Power Series Solution for Differential Equation of Shifted Exponential Function

Question

I am trying to write a shifted exponential function as a power series. I am aware of the power series definition of the exponential function, i.e. $e^{-x}=\sum_{n=0}^{\infty}\frac{(-x)^{n}}{n!}$. However, for this application, this definition is not as useful for reasons I will not go into detail about.

That said, I want to come up with a power series representation for the following shifted exponential function

\begin{equation} y = e^{-a(gx-b)^{2}} \end{equation}

The following is what I have done...

Taking the derivative of $y$ w.r.t. $x$ allows for the following differential equation to be derived.
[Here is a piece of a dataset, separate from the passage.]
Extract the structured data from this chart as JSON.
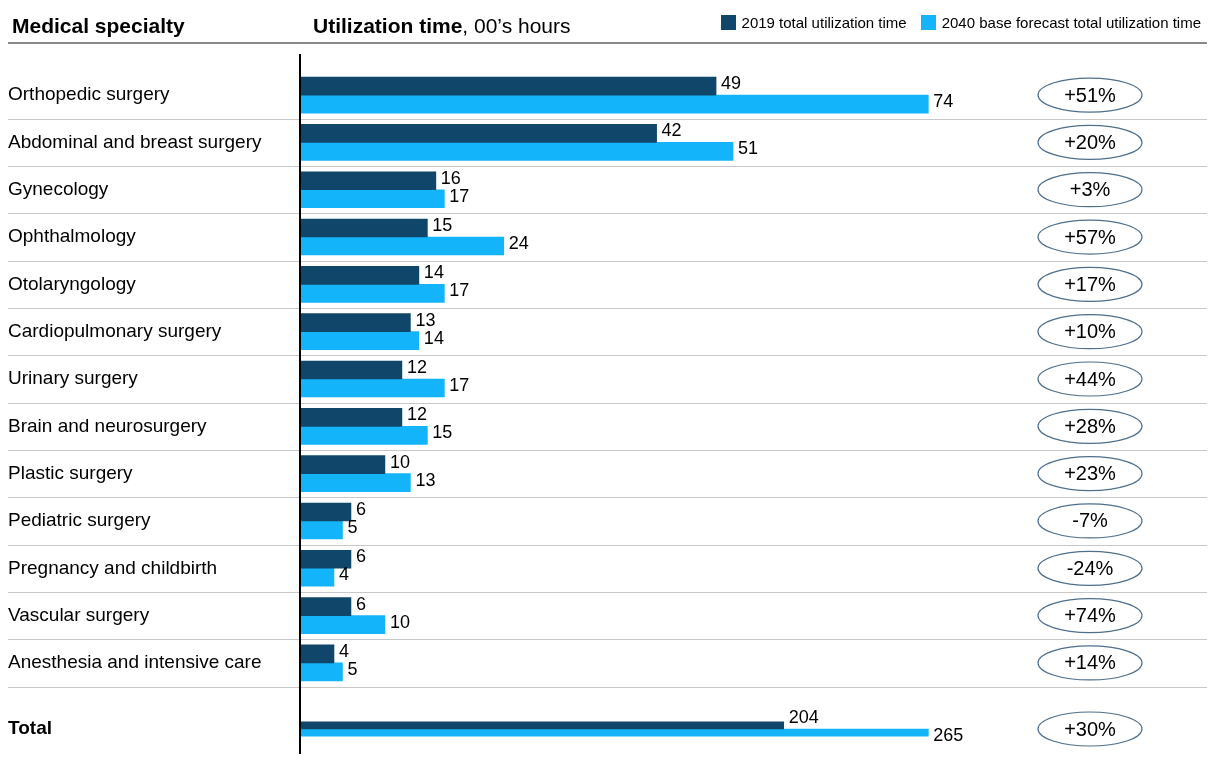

\begin{equation} y'+2ag(gx-b)y = 0 \end{equation}

Setting this up as a power series gives

\begin{equation} \begin{aligned} 0 &=\sum_{n=1}^{\infty} n \,c_{n}(gx-b)^{n-1}+2ag\sum_{n=0}^{\infty}c_{n}(gx-b)^{n+1}\\ &=\sum_{n=0}^{\infty} (n+1) \,c_{n+1}(gx-b)^{n}+2ag\sum_{n=1}^{\infty}c_{n-1}(gx-b)^{n}\\ &=c_{1}+\sum_{n=1}^{\infty}\left((n+1) \,c_{n+1}+2ag\,c_{n-1}\right)(gx-b)^{n} \end{aligned} \end{equation}

Setting the coefficients equal to zero gives a solution for $c_{1}$ and a recurrence relation

\begin{equation} \begin{aligned} c_{1}=0 & \quad\quad\text{for} \ n=0\\ c_{n+1} =-\frac{2ag}{(n+1)}c_{n-1} & \quad\quad\text{for} \ n=1,2,3,\dots \end{aligned} \end{equation}

If I start plugging values for $n$ into the recurrence equation I get

\begin{equation} \begin{aligned} n=1\to\quad &c_{2}=-\frac{2ag}{(2)}c_{0} &&\\ n=2\to\quad &c_{3}=-\frac{2ag}{(3)}c_{1} &&=0\\ n=3\to\quad &c_{4}=-\frac{2ag}{(4)}c_{2} &&=\frac{(2ag)^{2}}{(4)(2)}c_{0}\\ n=4\to\quad &c_{5}=-\frac{2ag}{(5)}c_{3} &&=0\\ n=5\to\quad &c_{6}=-\frac{2ag}{(6)}c_{4} &&=-\frac{(2ag)^{3}}{(6)(4)(2)}c_{0}\\ \end{aligned} \end{equation}

This recurrence relation can be solved to be

\begin{equation} c_{2k}=\frac{(-2ag)^{k}}{(2k)!!}c_{0} \quad \text{for} \ k=1,2,3,\dots \end{equation}

which gives a power series solution for the shifted exponential

\begin{equation} e^{-a(gx-b)^{2}} = c_{0}\sum_{k=1}^{\infty}\frac{(-2ag)^{k}}{(2k)!!}(gx-b)^{k} \end{equation}

Here is my question: How do I solve for $c_{0}$? Sorry if this is a simple question but I couldn't figure it out.

Answer 1

If your solution is a power series, then you can solve for $c_0$ with the initial value of your ODE. Typically, $c_0 = y(0)$ if your series is built about $x=0$. So if that is the case then $c_0=y(0)=e^{-ab^2}$

Answer 2

Plug in $x=\frac{b+\frac{1}{2a}}{g}$ in the two sides of the last equation you get: $$e^{-\frac{1}{4a}} =c_0 \cdot\sum_{k=1}^{\infty}\frac{1}{k!!}$$ Mathematica gives the value $\frac{1}{2} \left[-2 + 2 \sqrt{e} + \sqrt{2 e \pi} \cdot erf(\frac{1}{\sqrt{2}}) \right]$ for the series on the RHS, which gives a very weird value for $c_0$.